What exactly did Amendment 1:2024 change in ISO 27001? +
Amendment 1 to ISO/IEC 27001:2022, published in February 2024, makes exactly two changes, both in Clause 4 ("Context of the organization"). Clause 4.1 gains a new requirement: the organization shall determine whether climate change is a relevant issue. Clause 4.2 gains a note stating that relevant interested parties can have requirements related to climate change. Nothing else changes — no new controls in Annex A, no new edition of the standard, and no transition period. Because the 4.1 addition uses "shall," it is auditable: an organization with no evidence of having considered climate change can receive a nonconformity.
Can we conclude that climate change is not relevant to our ISMS? +
Yes. Clause 4.1 as amended requires you to determine whether climate change is a relevant issue — not to declare that it is. A small SaaS company running entirely on hyperscaler cloud infrastructure can legitimately conclude that climate change is not a material issue for many of its risk categories. What the amendment does not allow is silence: you need documented evidence that the question was genuinely considered — typically a short section in your context-of-the-organization analysis stating what you evaluated (availability, physical, supply-chain, and interested-party angles) and why you reached your conclusion. A defensible "not relevant, and here's why" passes an audit; an absent answer is a nonconformity.
Which other ISO standards received the 2024 climate change amendment? +
The climate change amendment was a coordinated change across roughly 31 ISO management system standards, published simultaneously in February 2024 as part of ISO's London Declaration commitment on climate action. The same two additions — the Clause 4.1 "shall determine whether climate change is a relevant issue" requirement and the Clause 4.2 interested-parties note — went into ISO 9001 (quality), ISO 14001 (environmental), ISO 22301 (business continuity), ISO 45001 (occupational health and safety), ISO/IEC 27001, and the rest of the harmonized-structure family. If your organization holds multiple certifications, one climate-consideration analysis can serve all of them, provided each management system's context documentation references the conclusion.

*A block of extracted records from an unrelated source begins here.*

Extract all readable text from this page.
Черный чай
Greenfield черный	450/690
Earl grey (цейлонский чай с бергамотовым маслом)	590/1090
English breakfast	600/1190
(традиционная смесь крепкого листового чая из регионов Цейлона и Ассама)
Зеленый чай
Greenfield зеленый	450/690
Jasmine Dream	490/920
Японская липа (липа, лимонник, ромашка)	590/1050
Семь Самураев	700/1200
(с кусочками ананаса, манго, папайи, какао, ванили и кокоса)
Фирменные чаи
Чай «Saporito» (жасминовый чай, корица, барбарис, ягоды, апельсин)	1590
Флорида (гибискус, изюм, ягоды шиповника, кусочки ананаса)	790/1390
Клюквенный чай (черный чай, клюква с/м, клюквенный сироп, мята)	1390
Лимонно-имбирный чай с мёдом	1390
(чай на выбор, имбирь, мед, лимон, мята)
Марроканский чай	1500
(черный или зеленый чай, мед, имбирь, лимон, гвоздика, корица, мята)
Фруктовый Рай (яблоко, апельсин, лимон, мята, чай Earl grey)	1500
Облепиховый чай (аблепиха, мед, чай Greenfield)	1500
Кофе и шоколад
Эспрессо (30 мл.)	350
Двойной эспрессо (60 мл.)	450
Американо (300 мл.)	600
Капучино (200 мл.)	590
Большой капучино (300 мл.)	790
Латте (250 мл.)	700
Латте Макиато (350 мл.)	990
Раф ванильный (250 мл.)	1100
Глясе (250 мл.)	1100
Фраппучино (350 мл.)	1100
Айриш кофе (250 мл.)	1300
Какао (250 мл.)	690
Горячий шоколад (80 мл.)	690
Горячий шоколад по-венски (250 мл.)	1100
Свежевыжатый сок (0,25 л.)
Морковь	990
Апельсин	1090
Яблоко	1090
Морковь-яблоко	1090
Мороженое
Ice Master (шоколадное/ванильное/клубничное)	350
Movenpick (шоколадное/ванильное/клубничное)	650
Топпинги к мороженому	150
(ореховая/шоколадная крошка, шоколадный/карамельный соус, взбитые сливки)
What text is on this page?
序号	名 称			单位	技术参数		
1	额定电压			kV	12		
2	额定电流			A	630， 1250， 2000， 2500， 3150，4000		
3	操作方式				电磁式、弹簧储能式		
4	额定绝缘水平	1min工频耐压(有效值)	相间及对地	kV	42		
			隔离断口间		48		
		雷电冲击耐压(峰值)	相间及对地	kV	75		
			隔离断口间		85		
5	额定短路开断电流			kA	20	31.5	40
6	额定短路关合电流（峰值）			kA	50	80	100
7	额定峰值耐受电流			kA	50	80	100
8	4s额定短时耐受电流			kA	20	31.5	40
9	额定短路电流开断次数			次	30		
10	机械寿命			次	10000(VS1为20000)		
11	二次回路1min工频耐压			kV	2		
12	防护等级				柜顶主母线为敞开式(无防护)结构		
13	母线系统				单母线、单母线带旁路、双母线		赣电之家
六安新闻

What evidence do auditors expect for the ISO 27001 climate change requirement? +
The evidence set is small and lives in your ISMS documentation, not your infrastructure. Auditors typically look for: (1) an updated context-of-the-organization analysis (Clause 4.1) showing climate change was considered and what was concluded; (2) risk register entries for any climate-driven risks you identified — availability, physical security, or supply-chain exposure — or, if you concluded climate change is not relevant, the documented rationale; (3) an interested-parties record (Clause 4.2) noting any climate-related requirements from customers, regulators, or investors; and (4) ideally, management review minutes showing leadership saw the conclusion. Verifying this takes an auditor minutes, which is why it's one of the easiest findings to prevent.